Cette richesse inédite, TAE a voulu en faire bénéficier davantage de managers que les seuls stagiaires des grandes écoles. Conséquence, depuis deux ans, l’entreprise a lancé des formations, sous la forme de stages d’une semaine sur place, au contact des salariés, pour immerger des cadres extérieurs (venant de chez Suez, Saint-Gobain, Orange…) afin de leur offrir des outils complémentaires à leur formation initiale et de nouvelles méthodes de management. Avec, souvent, une prise de conscience, ou un renforcement de leurs convictions.

Didier Goubert souligne ainsi l’évolution d’un participant au stage de management face à une absence prolongée d’un membre de son équipe. Monnaie courante chez TAE, le réflexe des autres membres de l’équipe face à une absence est de prendre des nouvelles du salarié et de se préoccuper du « pourquoi ». Une réaction que les managers, dans une organisation, n’ont pas toujours… « Après le stage, l’un des cadres participants, confronté à cette situation, a décidé de prendre personnellement des nouvelles d’un membre de son équipe, en congé longue durée, se souvient Didier Goubert. Et peu à peu, le salarié s’est ressaisi et a fini par reprendre son poste. »

Autre attitude nouvelle, celle qu’un cadre a adoptée, face à la guérilla que se livraient en permanence ses équipes, au marketing, à la vente et à l’après-vente : il a pris un stagiaire autiste. « Cela n’a l’air de rien, mais tous ont arrêté de se battre pour se concentrer sur le plus faible », relève Didier Goubert. De quoi confirmer l’argument qu’il avance depuis toujours : « Contrairement à ce que l’on croit, c’est le plus faible qui renforce le groupe. On est plus performant si l’on accueille la faiblesse. »

Un argument que défend Christophe Duval-Arnould, délégué aux mutations économiques chez Saint-Gobain Développement. « TAE part de présupposés très forts, selon lesquels les personnes en grande précarité ont une grande valeur, de même que le collectif. Des présupposés qui rendent franchement très intelligents », dit-il. Déjà convaincu des bienfaits de la relation humaine dans l’entreprise, ce cadre, qui a fait un stage chez TAE il y a quelques mois, a pris conscience des réflexes de base des organisations, comme celui de sanctionner, sous prétexte de consignes en matière d’efficacité, au lieu d’examiner la réalité d’une situation. « Il faut avant tout comprendre et mettre en place de la conciliation », dit-il.

Collectif

« Nous avons également accueilli des chasseurs de têtes dans nos stages de formation, ajoute Didier Goubert. Ils y repèrent des signaux faibles, aussi bien en termes de management que de recrutement, dit-il. Les mentalités sont bien en train de changer. » En matière de recrutement, les DRH continuent à privilégier les candidats qui leur paraissent de prime abord les plus efficaces et ont parfois du mal à envisager d’embaucher d’autres profils, notamment ceux des plus « faibles ».

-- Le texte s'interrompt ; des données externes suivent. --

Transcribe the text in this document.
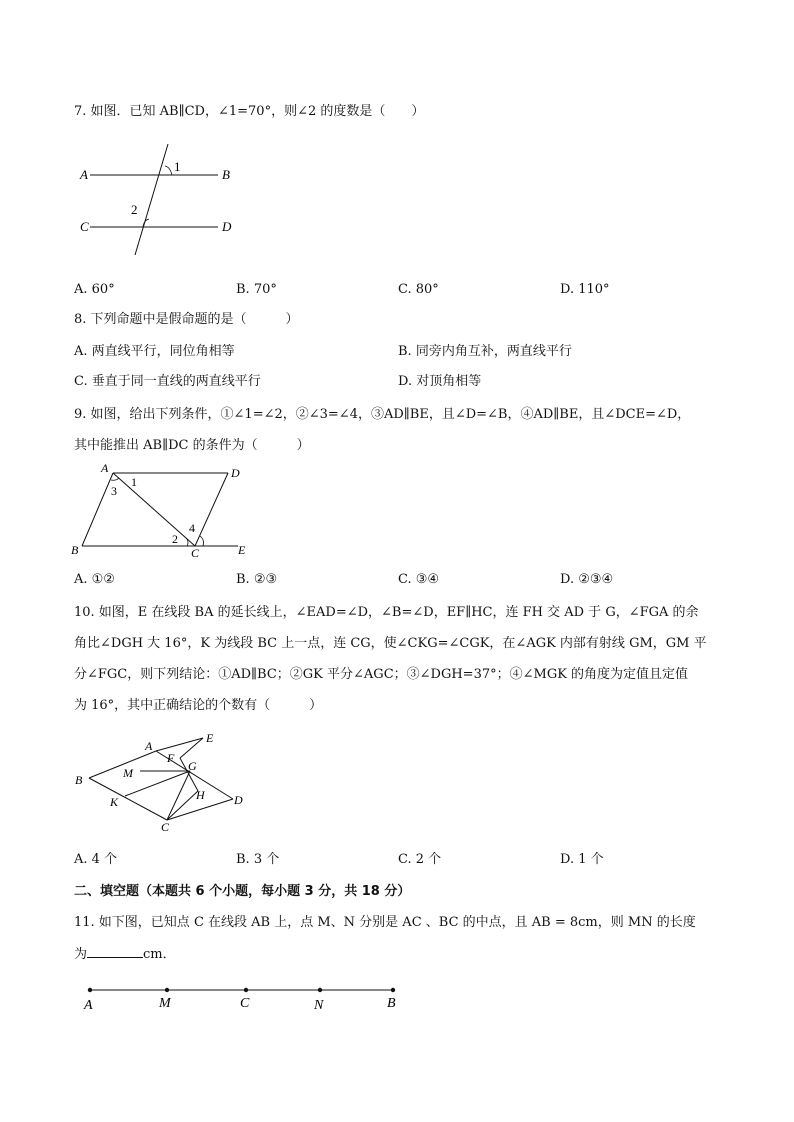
7. 如图．已知 AB∥CD，∠1=70°，则∠2 的度数是（　　）
A	B
C	D
1
2
A. 60°	B. 70°	C. 80°	D. 110°
8. 下列命题中是假命题的是（　　　）
A. 两直线平行，同位角相等	B. 同旁内角互补，两直线平行
C. 垂直于同一直线的两直线平行	D. 对顶角相等
9. 如图，给出下列条件，①∠1=∠2，②∠3=∠4，③AD∥BE，且∠D=∠B，④AD∥BE，且∠DCE=∠D，
其中能推出 AB∥DC 的条件为（　　　）
A	D
B	C	E
1
3
2
4
A. ①②	B. ②③	C. ③④	D. ②③④
10. 如图，E 在线段 BA 的延长线上，∠EAD=∠D，∠B=∠D，EF∥HC，连 FH 交 AD 于 G，∠FGA 的余
角比∠DGH 大 16°，K 为线段 BC 上一点，连 CG，使∠CKG=∠CGK，在∠AGK 内部有射线 GM，GM 平
分∠FGC，则下列结论：①AD∥BC；②GK 平分∠AGC；③∠DGH=37°；④∠MGK 的角度为定值且定值
为 16°，其中正确结论的个数有（　　　）
A
E
F
G
B	M
H D
K
C
A. 4 个	B. 3 个	C. 2 个	D. 1 个
二、填空题（本题共 6 个小题，每小题 3 分，共 18 分）
11. 如下图，已知点 C 在线段 AB 上，点 M、N 分别是 AC 、BC 的中点，且 AB = 8cm，则 MN 的长度
为	cm．
A	M	C	N	B
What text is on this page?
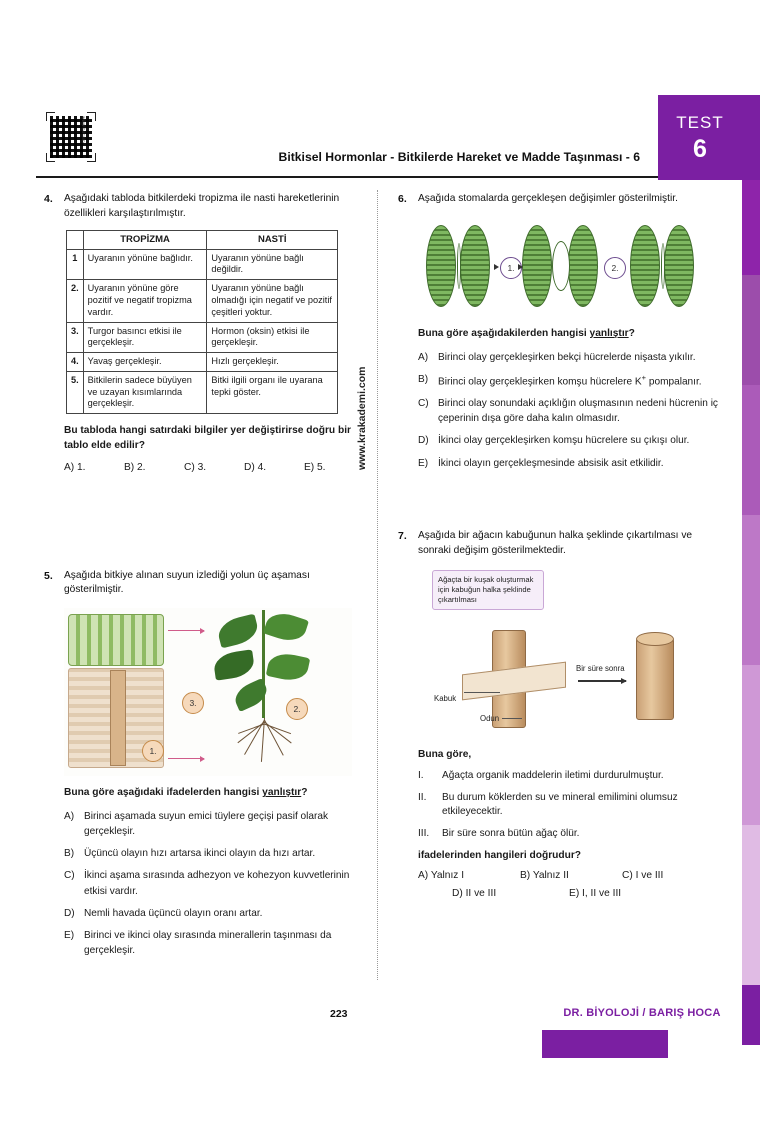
TEST
6
www.hocam
Bitkisel Hormonlar - Bitkilerde Hareket ve Madde Taşınması - 6
www.krakademi.com
4.	Aşağıdaki tabloda bitkilerdeki tropizma ile nasti hareketlerinin özellikleri karşılaştırılmıştır.
	TROPİZMA	NASTİ
1	Uyaranın yönüne bağlıdır.	Uyaranın yönüne bağlı değildir.
2.	Uyaranın yönüne göre pozitif ve negatif tropizma vardır.	Uyaranın yönüne bağlı olmadığı için negatif ve pozitif çeşitleri yoktur.
3.	Turgor basıncı etkisi ile gerçekleşir.	Hormon (oksin) etkisi ile gerçekleşir.
4.	Yavaş gerçekleşir.	Hızlı gerçekleşir.
5.	Bitkilerin sadece büyüyen ve uzayan kısımlarında gerçekleşir.	Bitki ilgili organı ile uyarana tepki göster.
Bu tabloda hangi satırdaki bilgiler yer değiştirirse doğru bir tablo elde edilir?
A) 1.	B) 2.	C) 3.	D) 4.	E) 5.
5.	Aşağıda bitkiye alınan suyun izlediği yolun üç aşaması gösterilmiştir.
1.
2.
3.
Buna göre aşağıdaki ifadelerden hangisi yanlıştır?
A) Birinci aşamada suyun emici tüylere geçişi pasif olarak gerçekleşir.
B) Üçüncü olayın hızı artarsa ikinci olayın da hızı artar.
C) İkinci aşama sırasında adhezyon ve kohezyon kuvvetlerinin etkisi vardır.
D) Nemli havada üçüncü olayın oranı artar.
E) Birinci ve ikinci olay sırasında minerallerin taşınması da gerçekleşir.
6.	Aşağıda stomalarda gerçekleşen değişimler gösterilmiştir.
1.	2.
Buna göre aşağıdakilerden hangisi yanlıştır?
A) Birinci olay gerçekleşirken bekçi hücrelerde nişasta yıkılır.
B) Birinci olay gerçekleşirken komşu hücrelere K+ pompalanır.
C) Birinci olay sonundaki açıklığın oluşmasının nedeni hücrenin iç çeperinin dışa göre daha kalın olmasıdır.
D) İkinci olay gerçekleşirken komşu hücrelere su çıkışı olur.
E) İkinci olayın gerçekleşmesinde absisik asit etkilidir.
7.	Aşağıda bir ağacın kabuğunun halka şeklinde çıkartılması ve sonraki değişim gösterilmektedir.
Ağaçta bir kuşak oluşturmak için kabuğun halka şeklinde çıkartılması
Kabuk
Odun
Bir süre sonra
Buna göre,
I.	Ağaçta organik maddelerin iletimi durdurulmuştur.
II.	Bu durum köklerden su ve mineral emilimini olumsuz etkileyecektir.
III.	Bir süre sonra bütün ağaç ölür.
ifadelerinden hangileri doğrudur?
A) Yalnız I	B) Yalnız II	C) I ve III
D) II ve III	E) I, II ve III
223	DR. BİYOLOJİ / BARIŞ HOCA
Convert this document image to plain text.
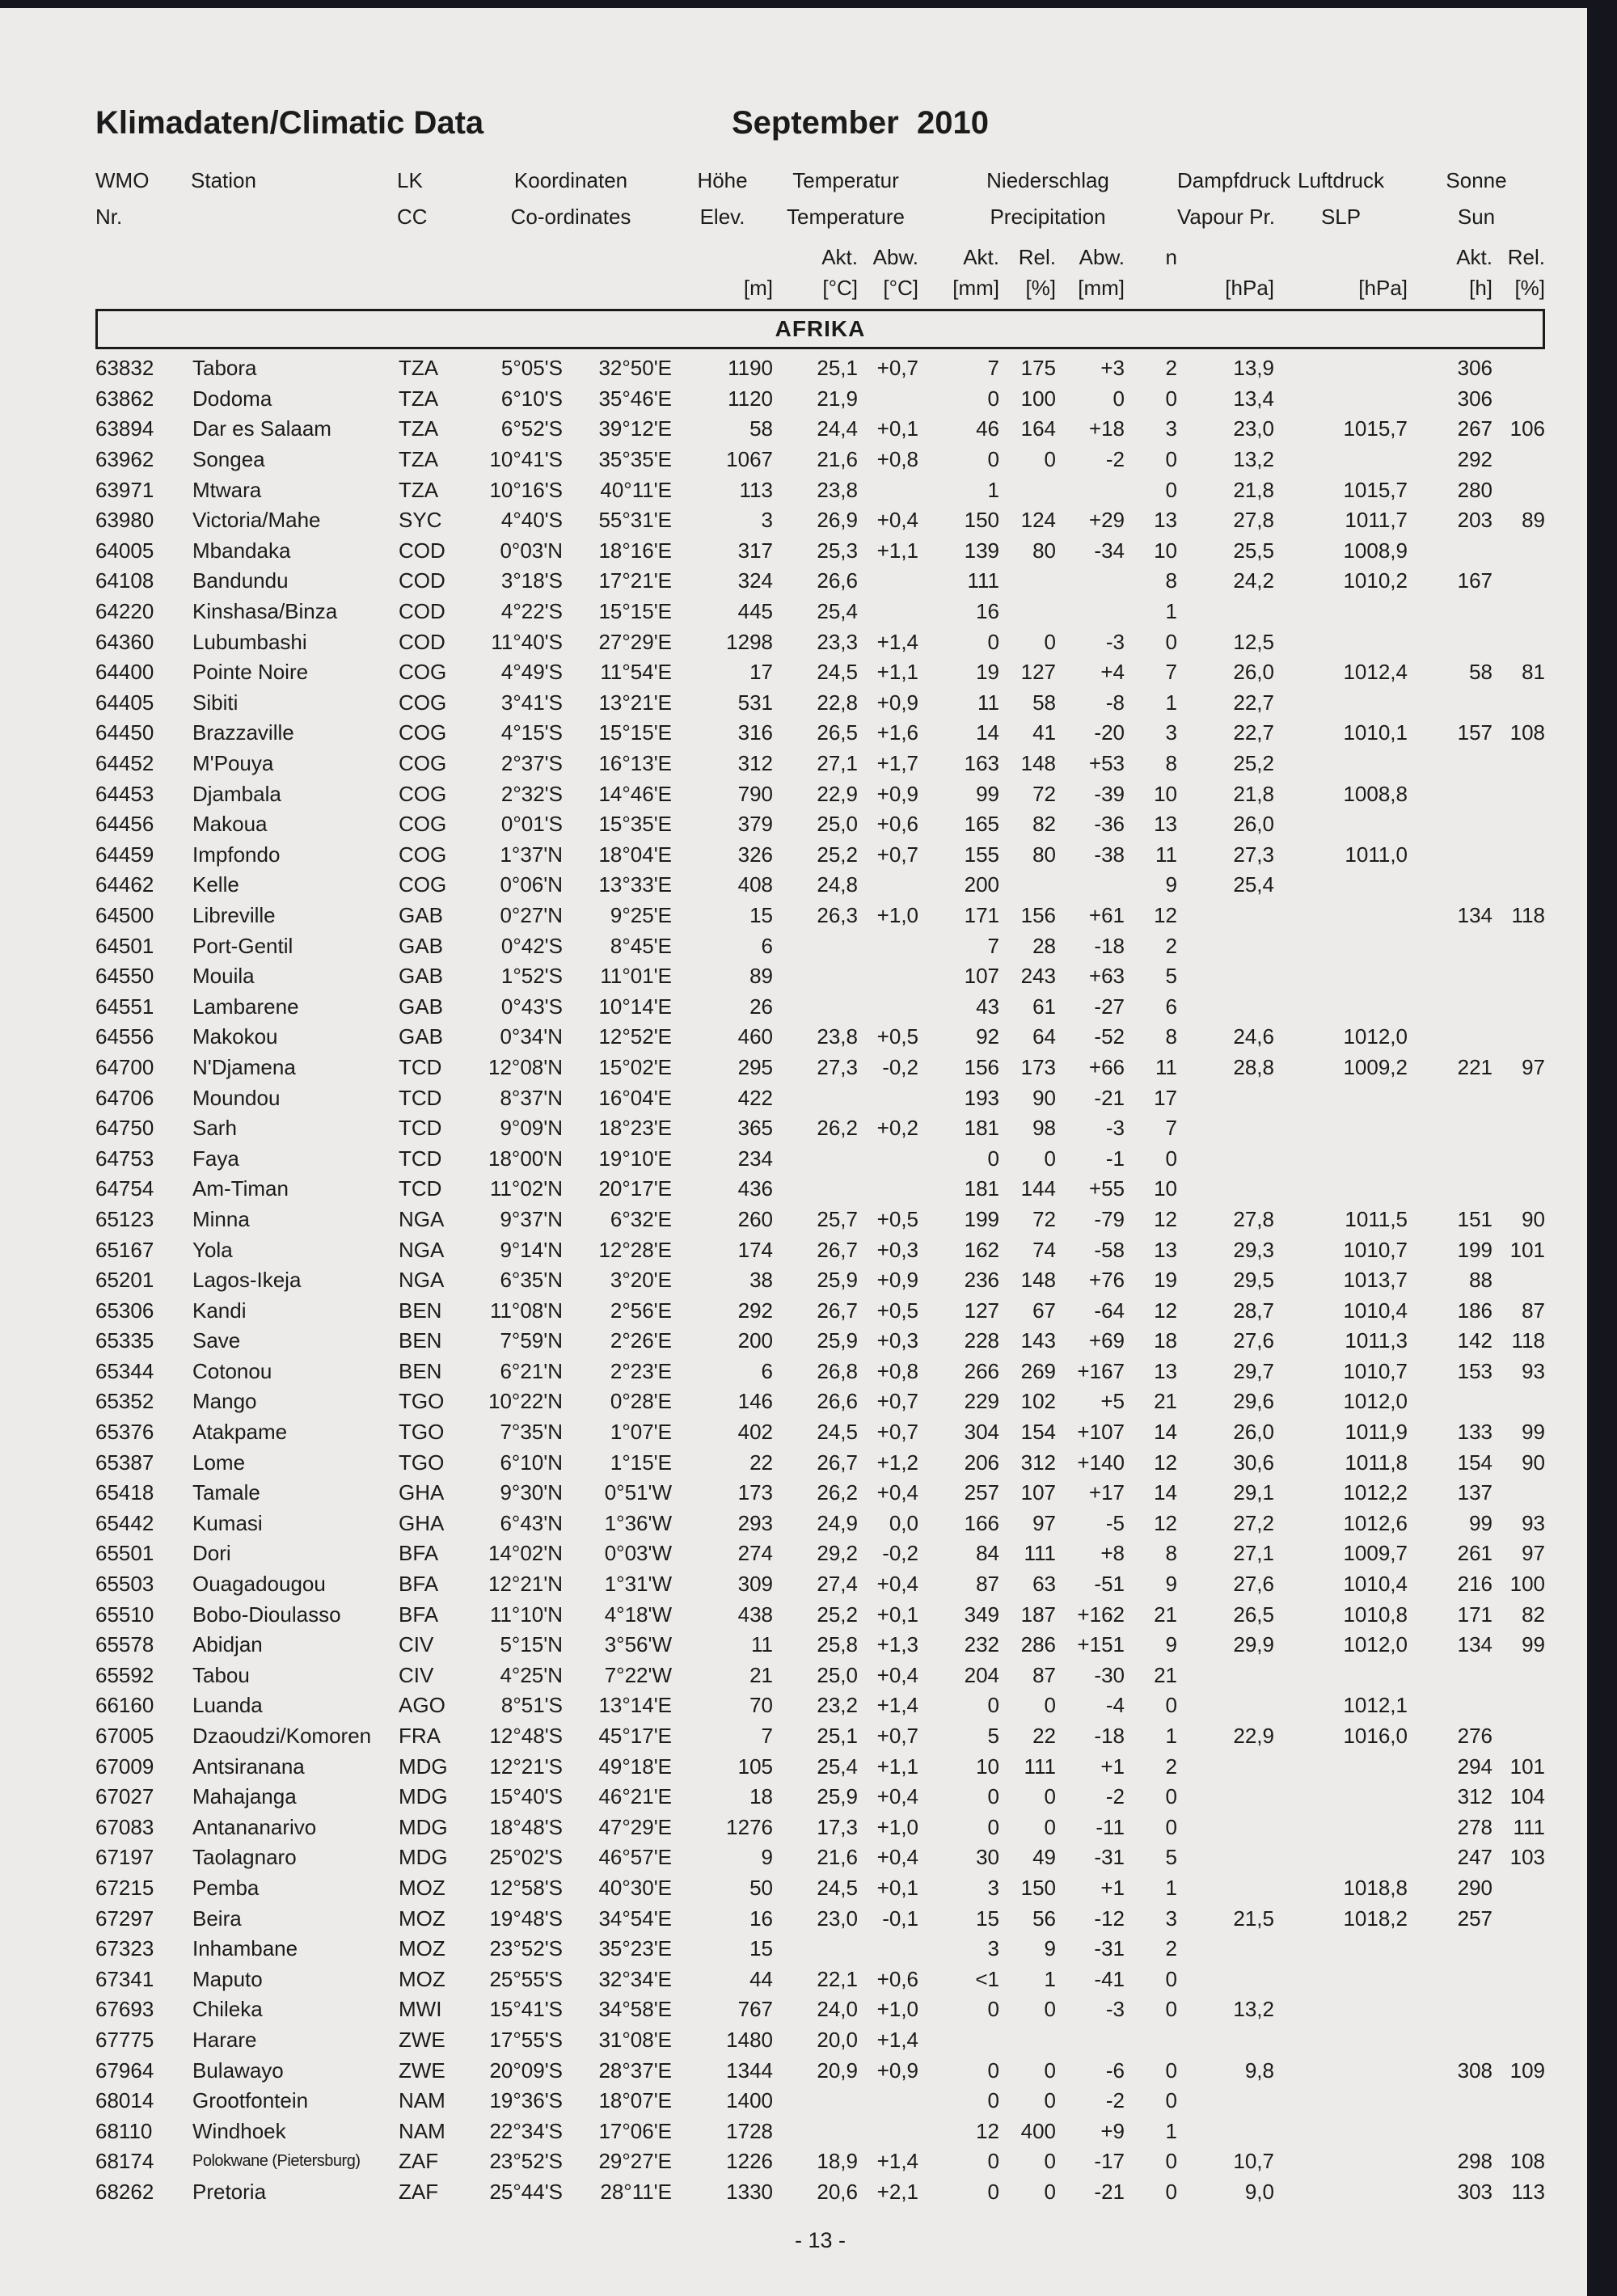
Klimadaten/Climatic Data	September  2010
WMO	Station	LK	Koordinaten		Höhe	Temperatur		Niederschlag				Dampfdruck	Luftdruck	Sonne	
Nr.		CC	Co-ordinates		Elev.	Temperature		Precipitation				Vapour Pr.	SLP	Sun	
						Akt.	Abw.	Akt.	Rel.	Abw.	n			Akt.	Rel.
					[m]	[°C]	[°C]	[mm]	[%]	[mm]		[hPa]	[hPa]	[h]	[%]
AFRIKA
63832	Tabora	TZA	5°05'S	32°50'E	1190	25,1	+0,7	7	175	+3	2	13,9		306	
63862	Dodoma	TZA	6°10'S	35°46'E	1120	21,9		0	100	0	0	13,4		306	
63894	Dar es Salaam	TZA	6°52'S	39°12'E	58	24,4	+0,1	46	164	+18	3	23,0	1015,7	267	106
63962	Songea	TZA	10°41'S	35°35'E	1067	21,6	+0,8	0	0	-2	0	13,2		292	
63971	Mtwara	TZA	10°16'S	40°11'E	113	23,8		1			0	21,8	1015,7	280	
63980	Victoria/Mahe	SYC	4°40'S	55°31'E	3	26,9	+0,4	150	124	+29	13	27,8	1011,7	203	89
64005	Mbandaka	COD	0°03'N	18°16'E	317	25,3	+1,1	139	80	-34	10	25,5	1008,9		
64108	Bandundu	COD	3°18'S	17°21'E	324	26,6		111			8	24,2	1010,2	167	
64220	Kinshasa/Binza	COD	4°22'S	15°15'E	445	25,4		16			1				
64360	Lubumbashi	COD	11°40'S	27°29'E	1298	23,3	+1,4	0	0	-3	0	12,5			
64400	Pointe Noire	COG	4°49'S	11°54'E	17	24,5	+1,1	19	127	+4	7	26,0	1012,4	58	81
64405	Sibiti	COG	3°41'S	13°21'E	531	22,8	+0,9	11	58	-8	1	22,7			
64450	Brazzaville	COG	4°15'S	15°15'E	316	26,5	+1,6	14	41	-20	3	22,7	1010,1	157	108
64452	M'Pouya	COG	2°37'S	16°13'E	312	27,1	+1,7	163	148	+53	8	25,2			
64453	Djambala	COG	2°32'S	14°46'E	790	22,9	+0,9	99	72	-39	10	21,8	1008,8		
64456	Makoua	COG	0°01'S	15°35'E	379	25,0	+0,6	165	82	-36	13	26,0			
64459	Impfondo	COG	1°37'N	18°04'E	326	25,2	+0,7	155	80	-38	11	27,3	1011,0		
64462	Kelle	COG	0°06'N	13°33'E	408	24,8		200			9	25,4			
64500	Libreville	GAB	0°27'N	9°25'E	15	26,3	+1,0	171	156	+61	12			134	118
64501	Port-Gentil	GAB	0°42'S	8°45'E	6			7	28	-18	2				
64550	Mouila	GAB	1°52'S	11°01'E	89			107	243	+63	5				
64551	Lambarene	GAB	0°43'S	10°14'E	26			43	61	-27	6				
64556	Makokou	GAB	0°34'N	12°52'E	460	23,8	+0,5	92	64	-52	8	24,6	1012,0		
64700	N'Djamena	TCD	12°08'N	15°02'E	295	27,3	-0,2	156	173	+66	11	28,8	1009,2	221	97
64706	Moundou	TCD	8°37'N	16°04'E	422			193	90	-21	17				
64750	Sarh	TCD	9°09'N	18°23'E	365	26,2	+0,2	181	98	-3	7				
64753	Faya	TCD	18°00'N	19°10'E	234			0	0	-1	0				
64754	Am-Timan	TCD	11°02'N	20°17'E	436			181	144	+55	10				
65123	Minna	NGA	9°37'N	6°32'E	260	25,7	+0,5	199	72	-79	12	27,8	1011,5	151	90
65167	Yola	NGA	9°14'N	12°28'E	174	26,7	+0,3	162	74	-58	13	29,3	1010,7	199	101
65201	Lagos-Ikeja	NGA	6°35'N	3°20'E	38	25,9	+0,9	236	148	+76	19	29,5	1013,7	88	
65306	Kandi	BEN	11°08'N	2°56'E	292	26,7	+0,5	127	67	-64	12	28,7	1010,4	186	87
65335	Save	BEN	7°59'N	2°26'E	200	25,9	+0,3	228	143	+69	18	27,6	1011,3	142	118
65344	Cotonou	BEN	6°21'N	2°23'E	6	26,8	+0,8	266	269	+167	13	29,7	1010,7	153	93
65352	Mango	TGO	10°22'N	0°28'E	146	26,6	+0,7	229	102	+5	21	29,6	1012,0		
65376	Atakpame	TGO	7°35'N	1°07'E	402	24,5	+0,7	304	154	+107	14	26,0	1011,9	133	99
65387	Lome	TGO	6°10'N	1°15'E	22	26,7	+1,2	206	312	+140	12	30,6	1011,8	154	90
65418	Tamale	GHA	9°30'N	0°51'W	173	26,2	+0,4	257	107	+17	14	29,1	1012,2	137	
65442	Kumasi	GHA	6°43'N	1°36'W	293	24,9	0,0	166	97	-5	12	27,2	1012,6	99	93
65501	Dori	BFA	14°02'N	0°03'W	274	29,2	-0,2	84	111	+8	8	27,1	1009,7	261	97
65503	Ouagadougou	BFA	12°21'N	1°31'W	309	27,4	+0,4	87	63	-51	9	27,6	1010,4	216	100
65510	Bobo-Dioulasso	BFA	11°10'N	4°18'W	438	25,2	+0,1	349	187	+162	21	26,5	1010,8	171	82
65578	Abidjan	CIV	5°15'N	3°56'W	11	25,8	+1,3	232	286	+151	9	29,9	1012,0	134	99
65592	Tabou	CIV	4°25'N	7°22'W	21	25,0	+0,4	204	87	-30	21				
66160	Luanda	AGO	8°51'S	13°14'E	70	23,2	+1,4	0	0	-4	0		1012,1		
67005	Dzaoudzi/Komoren	FRA	12°48'S	45°17'E	7	25,1	+0,7	5	22	-18	1	22,9	1016,0	276	
67009	Antsiranana	MDG	12°21'S	49°18'E	105	25,4	+1,1	10	111	+1	2			294	101
67027	Mahajanga	MDG	15°40'S	46°21'E	18	25,9	+0,4	0	0	-2	0			312	104
67083	Antananarivo	MDG	18°48'S	47°29'E	1276	17,3	+1,0	0	0	-11	0			278	111
67197	Taolagnaro	MDG	25°02'S	46°57'E	9	21,6	+0,4	30	49	-31	5			247	103
67215	Pemba	MOZ	12°58'S	40°30'E	50	24,5	+0,1	3	150	+1	1		1018,8	290	
67297	Beira	MOZ	19°48'S	34°54'E	16	23,0	-0,1	15	56	-12	3	21,5	1018,2	257	
67323	Inhambane	MOZ	23°52'S	35°23'E	15			3	9	-31	2				
67341	Maputo	MOZ	25°55'S	32°34'E	44	22,1	+0,6	<1	1	-41	0				
67693	Chileka	MWI	15°41'S	34°58'E	767	24,0	+1,0	0	0	-3	0	13,2			
67775	Harare	ZWE	17°55'S	31°08'E	1480	20,0	+1,4								
67964	Bulawayo	ZWE	20°09'S	28°37'E	1344	20,9	+0,9	0	0	-6	0	9,8		308	109
68014	Grootfontein	NAM	19°36'S	18°07'E	1400			0	0	-2	0				
68110	Windhoek	NAM	22°34'S	17°06'E	1728			12	400	+9	1				
68174	Polokwane (Pietersburg)	ZAF	23°52'S	29°27'E	1226	18,9	+1,4	0	0	-17	0	10,7		298	108
68262	Pretoria	ZAF	25°44'S	28°11'E	1330	20,6	+2,1	0	0	-21	0	9,0		303	113
- 13 -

Toujours est-il qu’à l’issue du stage, les bénéficiaires comme Christophe Duval-Arnould sont convaincus que les profils fragiles peuvent apporter une nouvelle richesse à l’entreprise. Mieux, ils repartent gonflés à bloc, prêts à évangéliser leurs pairs. « Je travaille déjà pour l’inclusion des handicapés et le maintien dans l’emploi, indique Christophe Duval-Arnould, mais si je pouvais amener un groupe de managers de Saint-Gobain Développement non seulement à découvrir, ensemble, d’autres formes de management mais aussi à prendre conscience que le projet économique de toute entreprise doit être articulé autour d’un projet sociétal, fondé sur des valeurs humaines, sur le vivre ensemble, sur le respect et l’intégration de tous, alors je serai satisfait. » Selon lui, la mixité sociale est « la solution pour que les entreprises soient dans le juste et trouvent leur profonde raison d’être ». Des propos qui entrent en résonance avec les débats actuels sur l’objet social de l’entreprise.